Tuesday, January 17, 2017

Beauty

A few days ago someone I hadn’t seen in a long time came to visit me. We were catching up. We noted how we had both grown older, and we began comparing notes about how that had gone for each of us. One of the things he told me about was how much more beautiful people had become. I realized, with his words, that my idea of beauty had changed too. That started me on a train of thought that I want to share with you.

I have been delighted to discover, that one of the positive elements of getting older, is that a person can become, more and more, themselves. I have always related to this movement as one of becoming more and more unique. The advent of personal uniqueness has been a hallmark of aging, in my perspective. For him, this kind of development meant people became more beautiful! I like his perception, because I think it is true, and because I also think it represents an important evolution in my concept of beauty.

I have grown up in a culture that primarily conceived of beauty in the young female form. Setting aside, for this moment, what that has done to women, I want to explore what this notion of beauty has done to older people. I suspect some of the invisibility that many older folks experience is related to this way of seeing beauty. I also think some of the revulsion about aging has its roots in this very limited concept of beauty.

Beauty has for too long been primarily considered an external phenomenon. It has been an aspect of appearance. Sure, there has been some acknowledgement of internal beauty, like a beautiful personality, but there hasn’t been a wide-spread realization that beauty could be an innate quality that comes out with life experience and uniqueness. Beauty then is more like a diverse eco-system, a quality of Life’s devotion to profusion and diversity. Beauty, in this later conception, is a combination of internal factors and a relationship with more of the whole of Life. This notion seems more organic, humane, and lasting, than something that involves a winning a genetic lottery.
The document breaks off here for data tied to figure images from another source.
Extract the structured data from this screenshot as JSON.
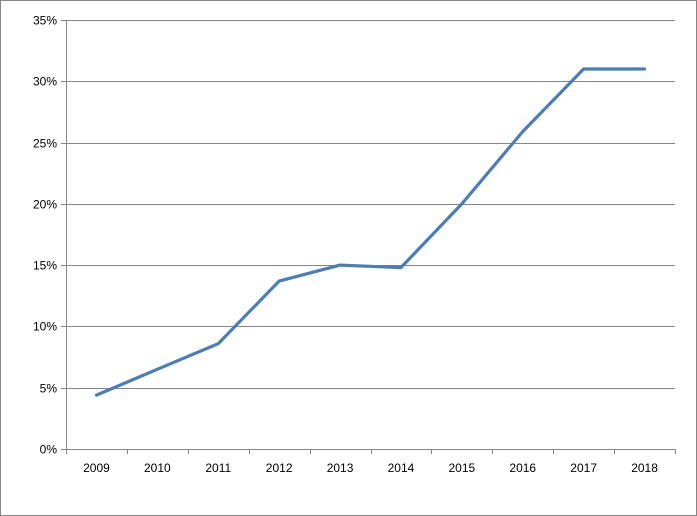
{
  "chart_data": {
    "type": "line",
    "title": "",
    "xlabel": "",
    "ylabel": "",
    "x": [
      "2009",
      "2010",
      "2011",
      "2012",
      "2013",
      "2014",
      "2015",
      "2016",
      "2017",
      "2018"
    ],
    "series": [
      {
        "values": [
          0.044,
          0.065,
          0.086,
          0.137,
          0.15,
          0.148,
          0.2,
          0.259,
          0.31,
          0.31
        ],
        "color": "#4a7ebb"
      }
    ],
    "ylim": [
      0,
      0.35
    ],
    "yticks": [
      "0%",
      "5%",
      "10%",
      "15%",
      "20%",
      "25%",
      "30%",
      "35%"
    ],
    "grid": true,
    "gridline_color": "#868686",
    "legend": "none"
  }
}
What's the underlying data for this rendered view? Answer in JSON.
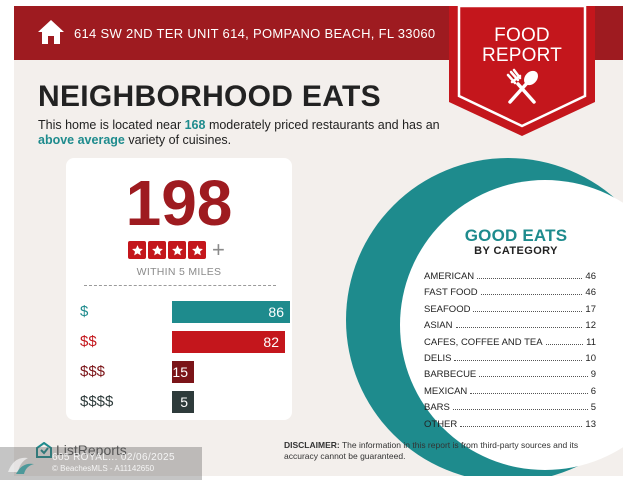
{
  "header": {
    "address": "614 SW 2ND TER UNIT 614, POMPANO BEACH, FL 33060",
    "home_icon": "home-icon"
  },
  "badge": {
    "line1": "FOOD",
    "line2": "REPORT",
    "icon": "fork-spoon-icon"
  },
  "title": "NEIGHBORHOOD EATS",
  "intro": {
    "part1": "This home is located near ",
    "restaurant_count": "168",
    "part2": " moderately priced restaurants and has an ",
    "variety": "above average",
    "part3": " variety of cuisines."
  },
  "summary": {
    "total": "198",
    "stars_filled": 4,
    "plus": "+",
    "radius": "WITHIN 5 MILES"
  },
  "price_levels": [
    {
      "label": "$",
      "count": 86,
      "color": "#1e8b8d"
    },
    {
      "label": "$$",
      "count": 82,
      "color": "#c4161c"
    },
    {
      "label": "$$$",
      "count": 15,
      "color": "#7b1418"
    },
    {
      "label": "$$$$",
      "count": 5,
      "color": "#2e3b3b"
    }
  ],
  "good_eats": {
    "title": "GOOD EATS",
    "subtitle": "BY CATEGORY",
    "categories": [
      {
        "name": "AMERICAN",
        "count": "46"
      },
      {
        "name": "FAST FOOD",
        "count": "46"
      },
      {
        "name": "SEAFOOD",
        "count": "17"
      },
      {
        "name": "ASIAN",
        "count": "12"
      },
      {
        "name": "CAFES, COFFEE AND TEA",
        "count": "11"
      },
      {
        "name": "DELIS",
        "count": "10"
      },
      {
        "name": "BARBECUE",
        "count": "9"
      },
      {
        "name": "MEXICAN",
        "count": "6"
      },
      {
        "name": "BARS",
        "count": "5"
      },
      {
        "name": "OTHER",
        "count": "13"
      }
    ]
  },
  "disclaimer": {
    "label": "DISCLAIMER:",
    "text": " The information in this report is from third-party sources and its accuracy cannot be guaranteed."
  },
  "logo": {
    "text": "ListReports",
    "icon": "listreports-logo-icon"
  },
  "watermark": {
    "line1": "605 ROYAL... 02/06/2025",
    "line2": "© BeachesMLS - A11142650"
  },
  "colors": {
    "brand_red": "#9e1b20",
    "teal": "#1e8b8d",
    "background": "#f3efec"
  }
}
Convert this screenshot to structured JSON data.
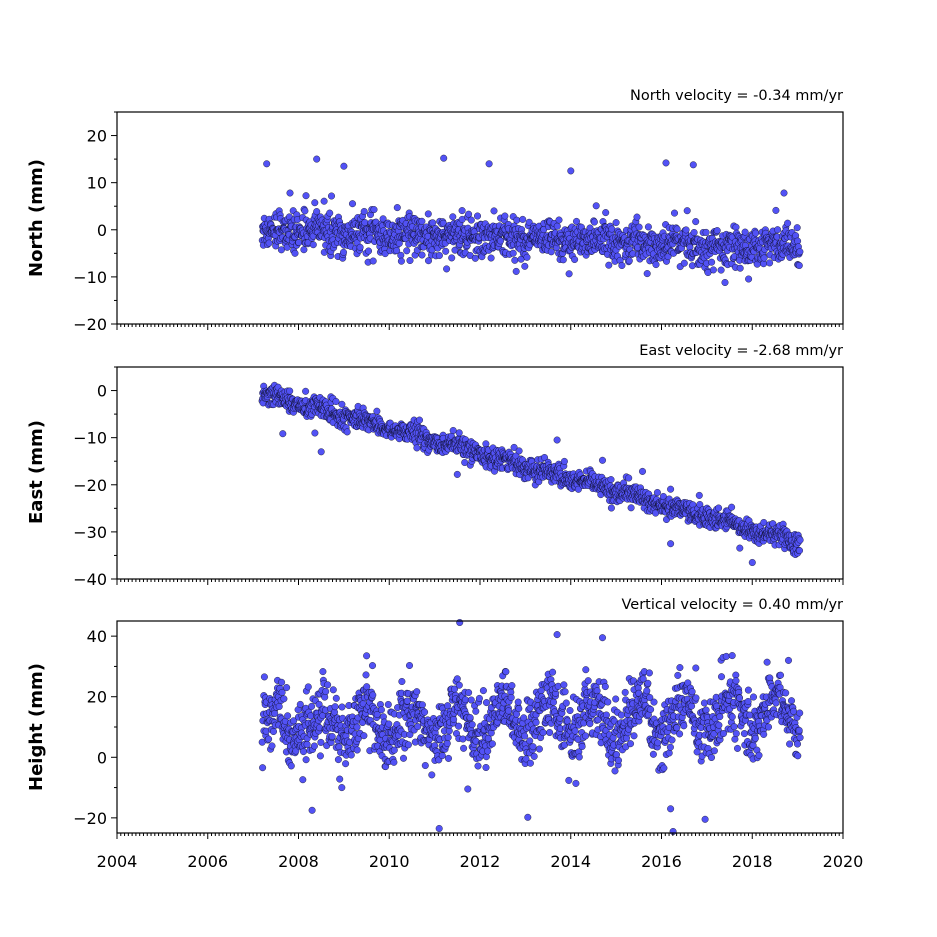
{
  "chart_data": [
    {
      "type": "scatter",
      "velocity_label": "North velocity = -0.34 mm/yr",
      "ylabel": "North (mm)",
      "xlim": [
        2004,
        2020
      ],
      "ylim": [
        -20,
        25
      ],
      "yticks": [
        20,
        10,
        0,
        -10,
        -20
      ],
      "ytick_labels": [
        "20",
        "10",
        "0",
        "−10",
        "−20"
      ],
      "x_start": 2007.2,
      "x_end": 2019.05,
      "trend_start": 0.0,
      "trend_slope": -0.34,
      "noise_sd": 2.0,
      "seasonal_amp": 0.6,
      "point_count": 1500,
      "outliers": [
        [
          2007.3,
          14.0
        ],
        [
          2008.4,
          15.0
        ],
        [
          2009.0,
          13.5
        ],
        [
          2011.2,
          15.2
        ],
        [
          2012.2,
          14.0
        ],
        [
          2014.0,
          12.5
        ],
        [
          2016.1,
          14.2
        ],
        [
          2016.7,
          13.8
        ],
        [
          2017.4,
          -11.2
        ],
        [
          2018.7,
          7.8
        ]
      ]
    },
    {
      "type": "scatter",
      "velocity_label": "East velocity = -2.68 mm/yr",
      "ylabel": "East (mm)",
      "xlim": [
        2004,
        2020
      ],
      "ylim": [
        -40,
        5
      ],
      "yticks": [
        0,
        -10,
        -20,
        -30,
        -40
      ],
      "ytick_labels": [
        "0",
        "−10",
        "−20",
        "−30",
        "−40"
      ],
      "x_start": 2007.2,
      "x_end": 2019.05,
      "trend_start": -0.5,
      "trend_slope": -2.68,
      "noise_sd": 1.1,
      "seasonal_amp": 0.5,
      "point_count": 1500,
      "outliers": [
        [
          2008.5,
          -13.0
        ],
        [
          2011.5,
          -17.8
        ],
        [
          2013.7,
          -10.5
        ],
        [
          2014.7,
          -14.8
        ],
        [
          2016.2,
          -32.5
        ],
        [
          2018.0,
          -36.5
        ]
      ]
    },
    {
      "type": "scatter",
      "velocity_label": "Vertical velocity = 0.40 mm/yr",
      "ylabel": "Height (mm)",
      "xlim": [
        2004,
        2020
      ],
      "ylim": [
        -25,
        45
      ],
      "yticks": [
        40,
        20,
        0,
        -20
      ],
      "ytick_labels": [
        "40",
        "20",
        "0",
        "−20"
      ],
      "x_start": 2007.2,
      "x_end": 2019.05,
      "trend_start": 10.0,
      "trend_slope": 0.4,
      "noise_sd": 5.5,
      "seasonal_amp": 6.0,
      "point_count": 1500,
      "outliers": [
        [
          2009.5,
          33.5
        ],
        [
          2011.1,
          -23.5
        ],
        [
          2013.7,
          40.5
        ],
        [
          2014.7,
          39.5
        ],
        [
          2016.2,
          -17.0
        ],
        [
          2018.8,
          32.0
        ],
        [
          2008.3,
          -17.5
        ]
      ]
    }
  ],
  "shared_x": {
    "xticks": [
      2004,
      2006,
      2008,
      2010,
      2012,
      2014,
      2016,
      2018,
      2020
    ],
    "xtick_labels": [
      "2004",
      "2006",
      "2008",
      "2010",
      "2012",
      "2014",
      "2016",
      "2018",
      "2020"
    ]
  },
  "colors": {
    "marker_fill": "#5252f5",
    "marker_edge": "#000000"
  }
}
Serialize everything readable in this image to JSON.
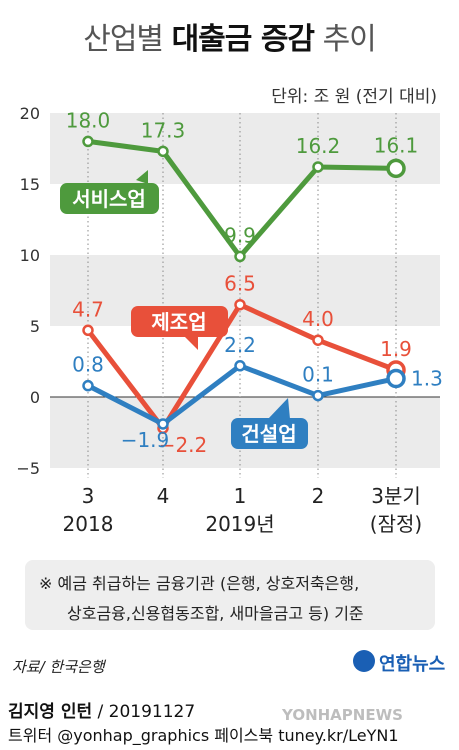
{
  "header": {
    "title_light": "산업별",
    "title_bold": "대출금 증감",
    "title_end": "추이",
    "unit": "단위: 조 원 (전기 대비)"
  },
  "chart_data": {
    "type": "line",
    "categories": [
      "3",
      "4",
      "1",
      "2",
      "3분기"
    ],
    "category_sub": [
      "",
      "",
      "",
      "",
      "(잠정)"
    ],
    "year_labels": [
      {
        "label": "2018",
        "at": 0
      },
      {
        "label": "2019년",
        "at": 2
      }
    ],
    "yticks": [
      20,
      15,
      10,
      5,
      0,
      -5
    ],
    "ylim": [
      -5,
      20
    ],
    "series": [
      {
        "name": "서비스업",
        "color": "#4e9a3d",
        "values": [
          18.0,
          17.3,
          9.9,
          16.2,
          16.1
        ],
        "labels": [
          "18.0",
          "17.3",
          "9.9",
          "16.2",
          "16.1"
        ]
      },
      {
        "name": "제조업",
        "color": "#e8503a",
        "values": [
          4.7,
          -2.2,
          6.5,
          4.0,
          1.9
        ],
        "labels": [
          "4.7",
          "−2.2",
          "6.5",
          "4.0",
          "1.9"
        ]
      },
      {
        "name": "건설업",
        "color": "#2f7fc1",
        "values": [
          0.8,
          -1.9,
          2.2,
          0.1,
          1.3
        ],
        "labels": [
          "0.8",
          "−1.9",
          "2.2",
          "0.1",
          "1.3"
        ]
      }
    ]
  },
  "note": {
    "line1": "※ 예금 취급하는 금융기관 (은행, 상호저축은행,",
    "line2": "상호금융,신용협동조합, 새마을금고 등) 기준"
  },
  "footer": {
    "source": "자료/ 한국은행",
    "brand": "연합뉴스",
    "author": "김지영 인턴",
    "date": " / 20191127",
    "social": "트위터 @yonhap_graphics  페이스북 tuney.kr/LeYN1",
    "watermark": "YONHAPNEWS"
  }
}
The evolution of my sense of beauty is also helping me perceive beauty outside the skin –encapsulated world I’ve formerly lived in. Now, I’m much more likely to see the complex beauty of something that has both an internal and external ability to find a certain kind of alignment. This has been especially true in my experience of those people and places that have endured the rigors of existence. I’m finding I’m growing more partial to scars, marks, wrinkles, and the wisdom derived from heartache. Beauty has become something marked by Life.

It seems to me one of the greatest gifts of being human has been the gift of being able to perceive the complex poignancy of Life. There is beauty in suffering the unknown for the sake of the whole. I can’t describe that kind of beauty, I think it can only be experienced. Beauty can be an inexplicable experience — a way mystery has plucked a gossamer heartstring — that resonates into every cell of being. Beauty can be a particular poignant moment, a flash of meaning colliding with attention. Beauty can be a state of mind that is revealed with showing up and being present. Beauty can be seen everywhere, if one is willing to embrace it all — especially those places where the darkness and the light combine.

I like Leonard Cohen’s realization that the crack is where the light gets in. My way of saying it, is that hardship is the hand of artistry. Beauty, on the way.

It helps me feel better about being involved in this transitory soup when I think that the experience of beauty evolves, and that as my eyesight grows dimmer, it also grows sharper. That also seems beautiful to me. Maybe death, which is part of Nature’s design, is really, as the poet Hafiz suggests, “a favor.” If so, that’s incredibly beautiful.